Est-ce pour cette raison qu’il faut se réjouir du changement de cap de la Maison Blanche ? Certes non, car les États européens ne se sentent pas véritablement menacés par l’Iran : s’ils s’opposent au programme nucléaire militaire de Téhéran, c’est avant tout par peur de la prolifération et du risque important de déstabilisation de la région, que ce soit vis-à-vis d’Israël ou des pays arabes. Pour tenter de saisir les enjeux de la décision de Barack Obama, sortons de la discussion purement stratégique et penchons-nous plutôt du côté du politique, d’abord sous l’angle des relations Washington-Moscou, puis dans un second temps du point de vue de l’Union européenne.

Pas de marchandage, dixit Washington

Bien que l’administration américaine ait dénié tout marchandage avec le Kremlin au sujet du bouclier antimissile, il semble peu plausible que la perspective d’un réchauffement des relations avec la Russie n’ait pas joué dans la réflexion du président des États-Unis. Dès son investiture, il avait fait savoir que la paix au Moyen-Orient serait sa plus haute priorité. Or, pour y parvenir, il ne peut pas faire l’économie d’un soutien de Dmitri Medvedev ou, à tout le moins, de sa bienveillante neutralité. Le dossier iranien représente sans aucun doute l’exemple le plus frappant à l’heure actuelle, mais l’Afghanistan constitue de même un terrain où la coopération OTAN-Russie pourrait s’avérer extrêmement fertile, d’autant que l’ISAF s’enfonce de plus en plus dans l’impasse. Même si les officiers russes ont d’ores et déjà affirmé qu’ils n’avaient aucune envie de retourner en Afghanistan, le récent accord qui ouvre l’espace aérien du pays aux convois de ravitaillement américains peut être interprété dans ce contexte comme un geste de bonne volonté de la part de Moscou.

On aurait toutefois tort de croire que le projet de bouclier antimissile recelait aux yeux des responsables russes une menace suffisamment sérieuse pour remettre en cause la parité stratégique avec les États-Unis. En effet, que valent dix intercepteurs face aux milliers de têtes nucléaires dont dispose la Russie ? Les violentes réactions qui ont suivi ― suspension de l’application du traité sur les forces conventionnelles en Europe, intention de déployer des missiles Iskander dans l’enclave de Kaliningrad ― ressemblent plus à des coups de bluff en vue d’obtenir des concessions du « bloc occidental » qu’à des réponses appropriées au point de vue militaire.
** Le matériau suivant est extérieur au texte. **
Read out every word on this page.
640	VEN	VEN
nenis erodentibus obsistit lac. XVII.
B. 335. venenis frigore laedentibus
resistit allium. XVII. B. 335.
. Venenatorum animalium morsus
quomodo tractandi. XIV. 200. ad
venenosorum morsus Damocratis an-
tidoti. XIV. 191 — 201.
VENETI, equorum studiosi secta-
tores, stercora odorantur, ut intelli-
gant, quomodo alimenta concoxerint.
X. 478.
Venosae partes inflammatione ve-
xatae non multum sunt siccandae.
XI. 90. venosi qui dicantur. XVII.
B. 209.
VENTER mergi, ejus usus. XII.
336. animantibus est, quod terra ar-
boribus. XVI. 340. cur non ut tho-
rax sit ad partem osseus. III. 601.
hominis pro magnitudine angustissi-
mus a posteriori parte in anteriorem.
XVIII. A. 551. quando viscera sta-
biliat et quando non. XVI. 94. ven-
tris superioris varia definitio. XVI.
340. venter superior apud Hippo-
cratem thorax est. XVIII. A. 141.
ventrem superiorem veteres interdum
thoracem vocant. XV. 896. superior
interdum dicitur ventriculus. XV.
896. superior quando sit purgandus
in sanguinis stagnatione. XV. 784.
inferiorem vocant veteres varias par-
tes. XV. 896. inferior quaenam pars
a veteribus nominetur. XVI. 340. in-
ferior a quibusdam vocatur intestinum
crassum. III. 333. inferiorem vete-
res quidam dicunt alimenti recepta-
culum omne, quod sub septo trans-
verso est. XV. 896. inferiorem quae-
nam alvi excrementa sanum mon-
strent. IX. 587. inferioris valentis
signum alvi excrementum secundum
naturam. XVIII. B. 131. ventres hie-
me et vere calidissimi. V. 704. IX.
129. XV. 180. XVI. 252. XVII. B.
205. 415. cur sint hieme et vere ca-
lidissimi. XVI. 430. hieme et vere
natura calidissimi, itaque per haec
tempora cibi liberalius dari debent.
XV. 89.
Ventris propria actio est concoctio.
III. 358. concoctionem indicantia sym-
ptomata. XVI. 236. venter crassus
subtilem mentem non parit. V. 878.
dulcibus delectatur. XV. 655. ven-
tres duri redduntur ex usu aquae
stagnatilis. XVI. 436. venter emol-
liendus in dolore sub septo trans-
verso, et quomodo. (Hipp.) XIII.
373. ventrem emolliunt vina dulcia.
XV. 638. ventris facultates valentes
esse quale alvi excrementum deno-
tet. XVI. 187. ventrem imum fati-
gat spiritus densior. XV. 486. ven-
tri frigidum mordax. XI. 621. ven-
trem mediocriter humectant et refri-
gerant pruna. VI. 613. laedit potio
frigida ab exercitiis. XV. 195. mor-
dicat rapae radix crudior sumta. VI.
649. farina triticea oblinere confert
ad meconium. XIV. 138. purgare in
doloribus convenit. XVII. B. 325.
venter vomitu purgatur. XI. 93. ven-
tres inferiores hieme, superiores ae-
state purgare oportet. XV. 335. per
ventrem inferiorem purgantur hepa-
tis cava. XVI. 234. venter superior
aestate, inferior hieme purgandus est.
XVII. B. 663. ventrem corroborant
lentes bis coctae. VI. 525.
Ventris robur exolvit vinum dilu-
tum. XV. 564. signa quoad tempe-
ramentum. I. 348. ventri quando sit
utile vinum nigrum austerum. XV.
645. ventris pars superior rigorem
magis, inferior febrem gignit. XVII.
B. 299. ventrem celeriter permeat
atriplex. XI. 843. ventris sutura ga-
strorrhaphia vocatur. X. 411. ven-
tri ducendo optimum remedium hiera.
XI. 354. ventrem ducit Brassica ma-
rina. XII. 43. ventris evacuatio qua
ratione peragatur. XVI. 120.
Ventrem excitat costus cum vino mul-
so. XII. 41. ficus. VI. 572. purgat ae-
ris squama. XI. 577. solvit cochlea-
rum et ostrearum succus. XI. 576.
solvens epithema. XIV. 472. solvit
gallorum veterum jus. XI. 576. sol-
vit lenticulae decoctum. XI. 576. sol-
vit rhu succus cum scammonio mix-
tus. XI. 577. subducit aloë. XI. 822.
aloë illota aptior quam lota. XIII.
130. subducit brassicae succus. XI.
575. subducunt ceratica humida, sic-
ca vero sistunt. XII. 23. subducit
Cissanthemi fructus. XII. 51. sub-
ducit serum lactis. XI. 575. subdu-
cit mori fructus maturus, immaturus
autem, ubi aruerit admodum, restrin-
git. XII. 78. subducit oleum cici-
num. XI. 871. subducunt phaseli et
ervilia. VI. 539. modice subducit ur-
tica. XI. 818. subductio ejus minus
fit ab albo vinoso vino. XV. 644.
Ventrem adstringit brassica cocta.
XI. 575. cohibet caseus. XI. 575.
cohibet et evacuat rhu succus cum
Ces concessions pourraient notamment porter sur une adhésion prochaine à l’OMC ou bien des garanties sur les frontières de l’OTAN, c’est-à-dire autant de questions qui concernent au premier plan l’Union européenne mais qui se négocient une fois encore dans son dos.

Soulagement des Grands d’Europe

L’impuissance européenne, en effet, perdure : le projet de bouclier antimissile était de caractère bilatéral, hors du cadre de l’Alliance atlantique, et ni ses membres, ni ceux de l’Union européenne n’avaient été consultés (à l’exception bien entendu des pays concernés, la Pologne et la République tchèque) ; la décision de Barack Obama ne semble pas avoir fait l’objet de davantage de concertations, autrement on peut supposer qu’il aurait fait preuve de plus de tact dans le choix de son calendrier. On notera néanmoins un petit progrès puisque le nouveau système antimissile devrait être intégré au commandement de l’OTAN ― la moindre des choses pour un dispositif censé protéger l’Europe, diront les mauvaises langues.

Alors, pourquoi ce satisfecit d’Angela Merkel, de Gordon Brown et de Nicolas Sarkozy ? Tout d’abord, l’abandon du projet met fin à une importante source de divisions au sein de l’Union, qui n’en demande pas tant. Par ailleurs, les Européens ont plus à gagner qu’à perdre si le « redémarrage » des relations russo-américaines débouche sur des avancées, même modestes, dans les dossiers iranien et afghan ainsi que dans les négociations sur le désarmement : l’idée de voir s’empiler dans la région la plus militarisée du continent européen de nouveaux missiles n’était pas des plus confortables… Enfin, la crise de confiance qui traverse l’Europe centrale et orientale permettra peut-être de renforcer la Politique européenne de sécurité et de défense, particulièrement chère aux Français, aux Britanniques et dans une moindre mesure aux Allemands.

L’Europe centrale sacrifiée ?

Si l’on pose son regard sur les gros titres de la presse polonaise ou tchèque, le sentiment de déception, pour ne pas dire de trahison, est très majoritaire. Faut-il le répéter, l’essentiel n’était pas tant la valeur militaire du bouclier ― au demeurant très relative puisque sa fiabilité avait souvent été mise en doute ― que sa dimension politique. Étant donné qu’il devait protéger les États-Unis, on s’attendait à ce que l’armée américaine soit là pour le défendre, autrement dit la présence du bouclier aurait été une garantie du maintien de la présence militaire américaine en Europe, y compris dans cette partie du continent qui vit toujours dans la crainte de l’envahissant « voisin » russe. Or, le désengagement progressif des troupes américaines d’Europe entamé dans les années 1990 et la guerre russo-géorgienne d’août 2008 n’ont fait que renforcer cette angoisse, sans que l’Union européenne ne soit encore prête à proposer une solution de substitution. Pour le dire de manière plus directe, le seul garant de la sécurité européenne, aujourd’hui, c’est l’OTAN, donc en dernier ressort les États-Unis. Cette perception ne se limite d’ailleurs pas aux pays de l’Europe centrale et orientale car rares sont les membres de l’Union capables de mener de façon autonome des opérations de combat de haute intensité.

Le désenchantement de l’opinion, alors même que le nouveau projet est plus utile pour l’Europe d’un point de vue strictement militaire, prouve que ce n’était pas là le cœur de l’affaire. Ainsi, malgré les compensations promises par Washington comprenant notamment l’installation de missiles Patriot sur le territoire polonais, de nombreux Européens se sentent sacrifiés sur l’autel du « redémarrage » dans les relations États-Unis/Russie. « Je pense qu’aujourd’hui, nous savons tous que si nous devons compter sur quelqu’un, ce ne peut être que sur nous-mêmes »[1], a récemment déclaré à ce sujet le ministre des Affaires étrangères polonais Radosław Sikorski. Espérons qu’il soit entendu par ses homologues européens et que ce nous-mêmes puisse désigner l’Union tout entière.

[1] « Myślę, że dziś już wszyscy wiemy, iż jeśli mamy na kogoś liczyć, to musimy liczyć na samych siebie. », Rzeczpospolita, 22 septembre 2009.